Friedrich Karl Bruhn und seine Brüder verstanden sich untereinander gut. Alle drei waren sehr sportlich, auch wenn sie nie in einem Verein aktiv waren. Die gesamte Familie schien Friedrich Ludwig Jahn und dem Turnen sehr verbunden gewesen zu sein: Über der Windfangtür des Hauseinganges war der Türsturz mit dem Wahlspruch „frisch, fromm, fröhlich, frei“ beschrieben und im Wohnzimmer hingen Turnringe. Zudem besaß der Vater einen Tauchanzug, die unmittelbare Nähe zum Wasser scheint entsprechend genutzt worden zu sein. Abgesehen von der häuslichen Möglichkeit zur körperlichen Betätigung hatte Friedrich wohl keine festen Hobbies. Dennoch war er in seiner Freizeit unternehmungslustig: Im Sommer ging er mit Freunden regelmäßig schwimmen; im Winter ging es, sobald der erste Schnee lag, gemeinsam im Park hinter dem Haus zum Rodeln. Ein wenig abenteuerlustig war er auch: Während eines Skiurlaubes bewies er seinen Mut, als er von einer kleinen Schanze sprang.
Friedrich Karl Bruhn, von vielen einfach Friedel genannt, war ein beliebter freundlicher Mensch vom eher stillen und ernsten Typ. Ihm war schon früh klar, dass er einmal Medizin studieren und die DDR verlassen möchte. Sein Herz war von einem bestimmten Fernweh erfüllt: Einer Schulfreundin erzählte er, dass er unbedingt mal in Schweden leben möchte. Mit einem derartigen Gedanken war er in seiner Familie nicht der einzige. Sein älterer Bruder hatte Ende der 1960er Jahre mit seiner Freundin versucht, über Ungarn die DDR Richtung Westen zu verlassen. Beide wurden jedoch gefasst und zu einer Gefängnisstrafe verurteilt. Dieses Ereignis und das spätere Schicksal um Friedrich Karl Bruhn führten zu Repressionen gegen die Hinterbliebenen der Familie Bruhn. Der Vater wurde beruflich degradiert und arbeitete als Gärtner weiter.
Friedel war ein sehr guter und talentierter Schüler, gar einer der Besten aus seiner Klasse. Nach der Grundschule besuchte er erst die Polytechnische Oberschule (POS) Lambert Steinwich (heute Montessori-Grundschule “Lambert Steinwich”) und war dann auf der Erweiterten Oberschule (EOS) „Hansa“ (heute Hansa-Gymnasium Hansestadt Stralsund), um das Abitur zu machen. Auf der EOS mussten er und seine Schulkameraden zur verpflichtenden vormilitärischen Ausbildung antreten. Während die Mädchen in dieser Zeit Küchendienst hatten, waren die Jungen gezwungen, ins Wehrlager zu gehen und dort schießen zu lernen, was dem jungen Stralsunder nicht behagte.
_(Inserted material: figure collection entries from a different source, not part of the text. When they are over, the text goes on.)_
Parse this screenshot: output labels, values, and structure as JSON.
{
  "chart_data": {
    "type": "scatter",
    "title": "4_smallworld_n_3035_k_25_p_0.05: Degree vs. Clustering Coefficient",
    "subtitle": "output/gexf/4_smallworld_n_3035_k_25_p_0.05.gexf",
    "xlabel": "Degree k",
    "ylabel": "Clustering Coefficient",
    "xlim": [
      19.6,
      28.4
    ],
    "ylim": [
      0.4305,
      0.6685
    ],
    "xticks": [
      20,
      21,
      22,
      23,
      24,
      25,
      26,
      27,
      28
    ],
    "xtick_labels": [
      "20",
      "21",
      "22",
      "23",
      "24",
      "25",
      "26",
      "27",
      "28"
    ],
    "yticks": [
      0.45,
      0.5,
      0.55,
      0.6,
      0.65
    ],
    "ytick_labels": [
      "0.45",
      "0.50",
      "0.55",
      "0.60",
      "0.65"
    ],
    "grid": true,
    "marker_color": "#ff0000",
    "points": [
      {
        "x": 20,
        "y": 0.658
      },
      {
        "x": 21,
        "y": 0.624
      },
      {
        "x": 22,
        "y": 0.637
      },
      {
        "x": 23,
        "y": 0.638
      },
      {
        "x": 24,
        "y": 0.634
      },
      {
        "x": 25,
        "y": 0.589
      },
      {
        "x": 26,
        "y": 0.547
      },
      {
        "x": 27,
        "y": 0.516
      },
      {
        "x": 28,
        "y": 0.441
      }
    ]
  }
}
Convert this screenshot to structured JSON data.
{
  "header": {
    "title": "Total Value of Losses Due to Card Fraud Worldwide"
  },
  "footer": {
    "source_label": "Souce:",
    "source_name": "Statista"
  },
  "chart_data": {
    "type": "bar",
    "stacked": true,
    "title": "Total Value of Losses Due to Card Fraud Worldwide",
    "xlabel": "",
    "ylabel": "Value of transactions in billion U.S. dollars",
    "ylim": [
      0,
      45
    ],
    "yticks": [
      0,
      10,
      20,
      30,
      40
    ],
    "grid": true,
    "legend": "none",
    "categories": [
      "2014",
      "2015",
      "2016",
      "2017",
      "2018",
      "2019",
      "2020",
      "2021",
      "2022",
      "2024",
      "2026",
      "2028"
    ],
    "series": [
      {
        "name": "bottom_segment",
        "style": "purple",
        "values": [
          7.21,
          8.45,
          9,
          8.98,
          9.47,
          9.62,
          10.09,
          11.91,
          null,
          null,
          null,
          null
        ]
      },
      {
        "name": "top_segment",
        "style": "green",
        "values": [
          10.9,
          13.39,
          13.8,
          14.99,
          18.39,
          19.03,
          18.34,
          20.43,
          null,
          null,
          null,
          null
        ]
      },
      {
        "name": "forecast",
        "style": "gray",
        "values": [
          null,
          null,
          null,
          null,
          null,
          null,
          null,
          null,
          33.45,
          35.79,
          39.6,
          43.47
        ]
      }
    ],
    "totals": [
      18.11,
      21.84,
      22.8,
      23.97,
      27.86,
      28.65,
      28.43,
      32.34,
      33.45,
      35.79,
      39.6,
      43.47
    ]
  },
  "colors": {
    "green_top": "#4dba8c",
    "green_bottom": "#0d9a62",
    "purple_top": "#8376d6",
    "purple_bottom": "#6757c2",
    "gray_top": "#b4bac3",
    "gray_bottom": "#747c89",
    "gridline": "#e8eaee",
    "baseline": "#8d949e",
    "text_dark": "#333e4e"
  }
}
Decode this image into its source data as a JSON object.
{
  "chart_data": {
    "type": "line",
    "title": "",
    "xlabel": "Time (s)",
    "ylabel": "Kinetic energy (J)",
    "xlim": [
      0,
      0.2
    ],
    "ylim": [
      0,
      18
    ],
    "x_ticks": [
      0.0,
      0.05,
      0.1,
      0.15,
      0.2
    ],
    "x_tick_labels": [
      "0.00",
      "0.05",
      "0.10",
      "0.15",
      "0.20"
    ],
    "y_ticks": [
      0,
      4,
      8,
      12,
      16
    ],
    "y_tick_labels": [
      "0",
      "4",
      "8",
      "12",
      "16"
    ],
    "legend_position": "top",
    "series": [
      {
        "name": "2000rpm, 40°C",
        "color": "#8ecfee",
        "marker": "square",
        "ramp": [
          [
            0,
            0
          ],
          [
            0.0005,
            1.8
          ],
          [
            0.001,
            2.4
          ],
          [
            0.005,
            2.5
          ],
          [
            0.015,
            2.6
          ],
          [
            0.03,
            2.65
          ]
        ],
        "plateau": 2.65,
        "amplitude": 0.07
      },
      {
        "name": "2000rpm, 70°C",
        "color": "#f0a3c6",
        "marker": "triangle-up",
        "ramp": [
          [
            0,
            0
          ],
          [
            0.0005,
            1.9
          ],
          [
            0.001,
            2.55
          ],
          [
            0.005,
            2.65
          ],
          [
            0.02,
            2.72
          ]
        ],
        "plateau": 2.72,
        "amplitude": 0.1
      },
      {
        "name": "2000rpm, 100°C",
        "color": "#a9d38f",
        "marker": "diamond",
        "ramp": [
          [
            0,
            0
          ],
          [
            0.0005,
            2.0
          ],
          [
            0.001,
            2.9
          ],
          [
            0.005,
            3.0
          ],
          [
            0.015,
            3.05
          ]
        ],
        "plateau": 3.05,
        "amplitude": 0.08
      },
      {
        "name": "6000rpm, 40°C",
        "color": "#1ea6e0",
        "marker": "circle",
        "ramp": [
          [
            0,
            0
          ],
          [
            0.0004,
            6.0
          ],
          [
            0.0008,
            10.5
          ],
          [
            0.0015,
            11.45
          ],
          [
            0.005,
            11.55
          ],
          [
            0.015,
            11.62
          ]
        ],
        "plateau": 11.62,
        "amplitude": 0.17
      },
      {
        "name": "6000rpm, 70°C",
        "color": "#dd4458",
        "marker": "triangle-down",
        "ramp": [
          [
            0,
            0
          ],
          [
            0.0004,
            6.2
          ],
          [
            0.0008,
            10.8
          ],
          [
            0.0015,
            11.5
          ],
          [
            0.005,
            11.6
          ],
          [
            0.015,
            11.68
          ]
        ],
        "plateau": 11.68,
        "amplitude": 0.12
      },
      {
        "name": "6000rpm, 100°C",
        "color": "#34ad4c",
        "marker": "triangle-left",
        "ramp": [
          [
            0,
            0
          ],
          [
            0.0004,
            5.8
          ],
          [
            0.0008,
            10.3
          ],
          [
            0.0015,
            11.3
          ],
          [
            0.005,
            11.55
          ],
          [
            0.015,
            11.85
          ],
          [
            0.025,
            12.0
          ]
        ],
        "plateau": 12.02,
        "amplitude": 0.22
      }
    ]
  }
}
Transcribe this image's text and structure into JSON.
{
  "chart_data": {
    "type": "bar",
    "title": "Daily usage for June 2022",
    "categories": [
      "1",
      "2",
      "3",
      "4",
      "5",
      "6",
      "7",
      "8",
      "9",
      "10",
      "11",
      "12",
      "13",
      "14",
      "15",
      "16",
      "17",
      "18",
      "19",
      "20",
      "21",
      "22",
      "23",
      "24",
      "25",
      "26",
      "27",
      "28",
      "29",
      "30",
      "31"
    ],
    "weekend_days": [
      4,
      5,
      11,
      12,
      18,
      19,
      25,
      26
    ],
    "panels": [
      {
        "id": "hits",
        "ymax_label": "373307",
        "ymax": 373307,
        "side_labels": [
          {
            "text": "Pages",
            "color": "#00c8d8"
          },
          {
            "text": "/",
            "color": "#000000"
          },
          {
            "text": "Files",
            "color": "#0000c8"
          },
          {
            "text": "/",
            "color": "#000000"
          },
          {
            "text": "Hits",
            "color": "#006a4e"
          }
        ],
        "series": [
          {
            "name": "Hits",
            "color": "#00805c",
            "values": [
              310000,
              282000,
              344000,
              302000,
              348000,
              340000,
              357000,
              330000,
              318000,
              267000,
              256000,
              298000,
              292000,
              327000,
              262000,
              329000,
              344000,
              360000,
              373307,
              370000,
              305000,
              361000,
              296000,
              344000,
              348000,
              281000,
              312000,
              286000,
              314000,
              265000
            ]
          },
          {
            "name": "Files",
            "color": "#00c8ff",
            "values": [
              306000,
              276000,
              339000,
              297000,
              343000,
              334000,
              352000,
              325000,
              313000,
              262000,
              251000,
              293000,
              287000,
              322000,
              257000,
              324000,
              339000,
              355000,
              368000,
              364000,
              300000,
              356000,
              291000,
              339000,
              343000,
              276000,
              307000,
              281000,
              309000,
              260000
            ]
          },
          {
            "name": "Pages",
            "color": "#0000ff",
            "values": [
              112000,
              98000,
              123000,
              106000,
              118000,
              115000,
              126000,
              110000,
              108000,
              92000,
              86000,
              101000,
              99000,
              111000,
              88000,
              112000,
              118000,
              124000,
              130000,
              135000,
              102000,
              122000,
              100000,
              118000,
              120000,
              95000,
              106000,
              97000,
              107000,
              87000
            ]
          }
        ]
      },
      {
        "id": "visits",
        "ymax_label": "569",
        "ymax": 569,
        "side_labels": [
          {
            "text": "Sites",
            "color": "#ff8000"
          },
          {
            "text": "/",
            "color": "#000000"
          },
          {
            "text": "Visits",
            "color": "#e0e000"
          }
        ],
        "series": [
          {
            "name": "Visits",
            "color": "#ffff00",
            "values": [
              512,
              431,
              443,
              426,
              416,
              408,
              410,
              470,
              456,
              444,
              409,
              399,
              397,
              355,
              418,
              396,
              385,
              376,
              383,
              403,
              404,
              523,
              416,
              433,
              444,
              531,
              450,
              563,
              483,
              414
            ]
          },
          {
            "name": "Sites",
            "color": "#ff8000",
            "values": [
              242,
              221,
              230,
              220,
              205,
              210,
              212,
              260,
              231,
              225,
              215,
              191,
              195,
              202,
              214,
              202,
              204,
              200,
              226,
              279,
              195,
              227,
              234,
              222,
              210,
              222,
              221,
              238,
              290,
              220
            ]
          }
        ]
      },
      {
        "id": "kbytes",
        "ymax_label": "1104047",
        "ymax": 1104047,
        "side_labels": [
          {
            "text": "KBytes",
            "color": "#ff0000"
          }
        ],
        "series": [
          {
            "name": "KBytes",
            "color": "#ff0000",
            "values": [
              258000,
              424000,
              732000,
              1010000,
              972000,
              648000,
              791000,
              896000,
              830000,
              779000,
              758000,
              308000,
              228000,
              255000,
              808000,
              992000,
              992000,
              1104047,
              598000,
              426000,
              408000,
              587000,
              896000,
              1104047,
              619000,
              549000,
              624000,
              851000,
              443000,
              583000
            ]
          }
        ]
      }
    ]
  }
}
Für ein Studium der Medizin war damals noch das Latinum erforderlich. Um dieses während der Schulzeit zu erwerben, musste man an der EOS „Hansa“ in eine sogenannte K-Klasse (Kombination Naturwissenschaften/Sprache) gehen. Mit dem Zeugnis der 11. Klasse folgte dann die Bewerbung für das Medizinstudium. Im Zuge des 12. Schuljahres erhielt Friedrich Karl Bruhn jedoch eine Ablehnung für seinen Wunschstudiengang. Dass sein Lebensentwurf von institutioneller Seite eine Absage erhielt, mag den endgültigen Ausschlag dafür gegeben haben, dass er die DDR verlassen wollte. Er brachte dem Taucheranzug seines Vaters sehr viel Interesse entgegen. Wahrscheinlich war in ihm schon der Plan erwachsen, dass sein Weg aus der DDR durch das Wasser gehen sollte. Doch der Vater schien etwas zu ahnen und zerschnitt ebendiesen Anzug, sodass er unbrauchbar wurde.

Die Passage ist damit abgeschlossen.